Using AI to Parse Large Scale Real Estate Data

USING AI TO PARSE LARGE SCALE REAL ESTATE DATA

A bleeding-edge LLM document parsing tool that extracts data in seconds.

When it comes to spreadsheets, this baby more than Excels

The Problem

Municipalities across the country maintain large-scale residential real estate record databases. These records are aggregated into a single file, often on a daily basis, each containing dozens of columns and hundreds of thousands of rows of variable data. Many companies need to extract property-specific tax and title information from these ever-evolving government data sets to facilitate real estate transactions. It can cost them thousands of dollars per file to manually read, format, and extract pertinent information from these documents — a process that is not only incredibly time consuming and prone to errors, but also vulnerable to any changes in a municipality’s file format.

The Task

Crux Digital was engaged by one such company to develop an automated and scalable solution for ingesting, standardizing, and dynamically parsing specific fields of data from incoming documents, regardless of their file type, data structure and format, or municipal source of origin.

The Solution

Leveraging a cutting-edge large language model (LLM), we built a novel parsing tool.

Technically Speaking

New LLM parsing tool is capable of Ingesting documents from a myriad of sources.

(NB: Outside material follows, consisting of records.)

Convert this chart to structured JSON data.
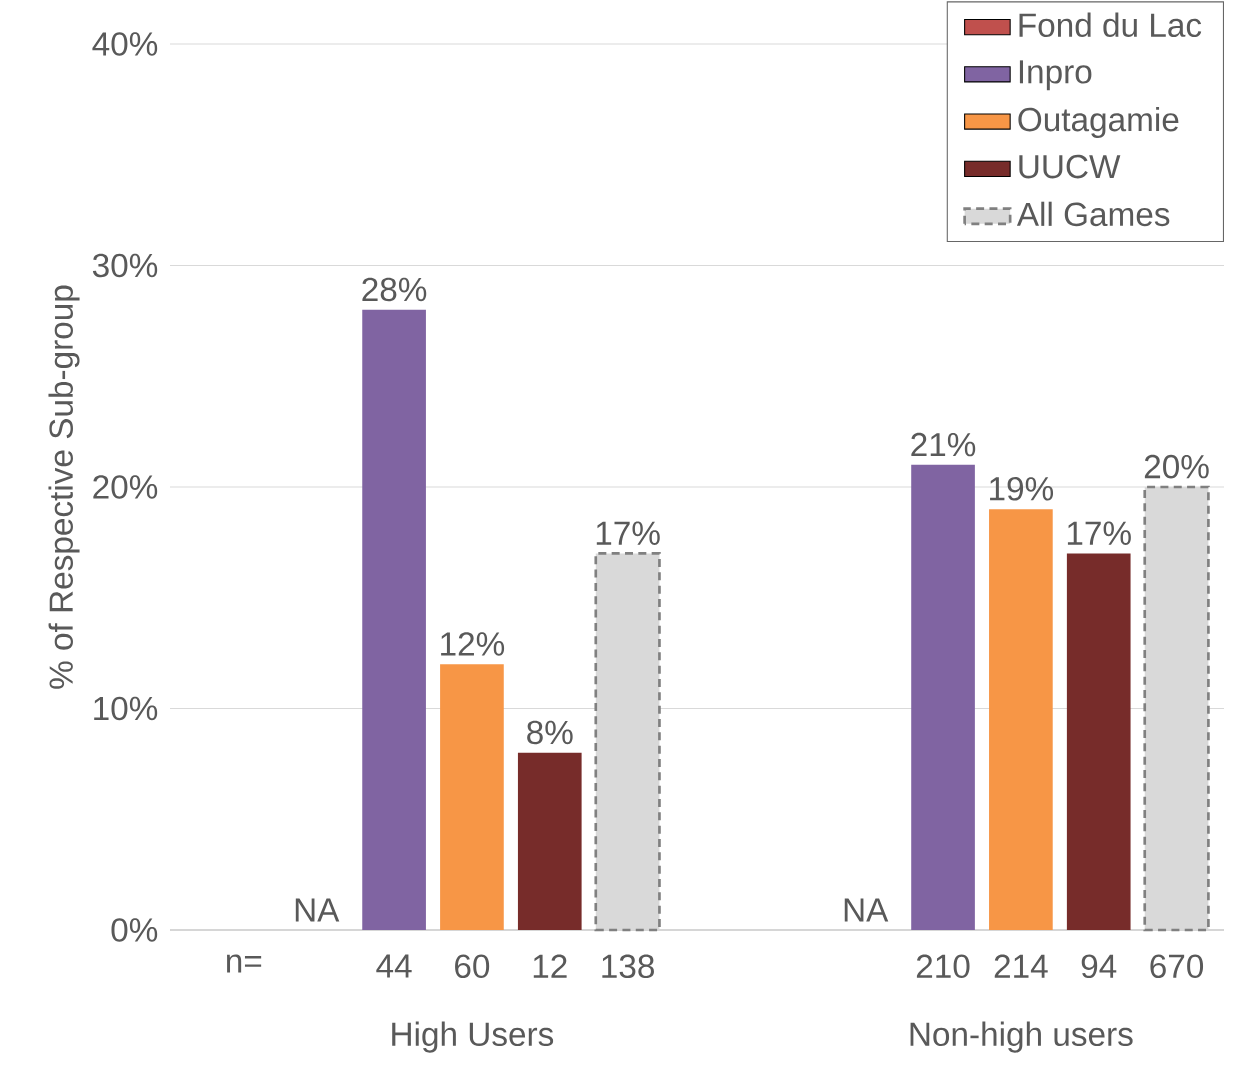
{
  "chart_data": {
    "type": "bar",
    "ylabel": "% of Respective Sub-group",
    "categories": [
      "High Users",
      "Non-high users"
    ],
    "series": [
      {
        "name": "Fond du Lac",
        "color": "#c0504d",
        "values": [
          null,
          null
        ],
        "value_labels": [
          "NA",
          "NA"
        ]
      },
      {
        "name": "Inpro",
        "color": "#8064a2",
        "values": [
          28,
          21
        ],
        "value_labels": [
          "28%",
          "21%"
        ]
      },
      {
        "name": "Outagamie",
        "color": "#f79646",
        "values": [
          12,
          19
        ],
        "value_labels": [
          "12%",
          "19%"
        ]
      },
      {
        "name": "UUCW",
        "color": "#772c2a",
        "values": [
          8,
          17
        ],
        "value_labels": [
          "8%",
          "17%"
        ]
      },
      {
        "name": "All Games",
        "color": "#d9d9d9",
        "line_style": "dashed",
        "values": [
          17,
          20
        ],
        "value_labels": [
          "17%",
          "20%"
        ]
      }
    ],
    "ylim": [
      0,
      40
    ],
    "yticks": [
      {
        "value": 0,
        "label": "0%"
      },
      {
        "value": 10,
        "label": "10%"
      },
      {
        "value": 20,
        "label": "20%"
      },
      {
        "value": 30,
        "label": "30%"
      },
      {
        "value": 40,
        "label": "40%"
      }
    ],
    "grid": "y",
    "legend": "top right",
    "annotations": [
      "n=",
      "44",
      "60",
      "12",
      "138",
      "210",
      "214",
      "94",
      "670"
    ]
  }
}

The solution dynamically identifies and extracts a predefined list of fields from a structured, but variable and very messy data set.

Uses AI to construct a sustainable Python-based parser tailored for each unique document.

To ensure accuracy and handle anomalies when parsing variable data, we devised a hybrid AI/human approach. While the AI solution can autonomously process, with 100% accuracy, the majority of the documents received, it is also smart enough to prompt targeted human intervention when necessary. Because the LLM can make sense of everyday English, “human intervention” means that simple text responses sent via Slack are more than capable of providing feedback to the LLM, rather than hands-on data manipulation or coding being required. This hybrid solution drastically decreases the need for human involvement — requiring only a fraction of the original time and resources — and dramatically reduces administrative costs by an order of magnitude.

Show more +

The Outcome

Using modern LLM architectures, we’ve created a novel way to quickly comprehend and dissect complex documents with very large data sets.

Through an inventive application of the LLM, our tool uniquely harnesses its power to construct a Python-based parser tailored for each document as a whole — vs. only deploying the LLM for each individual data row within a document. This method circumvents the need for costly and lengthy inferences for every data row, all while achieving a profound grasp of intricate documents.

The tool eliminates costly, error-prone, and time-consuming manual parsing methodologies, while ensuring detailed comprehension of complex documents with efficiency.

Our application of LLM is part of a greater effort to advance AI’s depth of understanding of contextual text.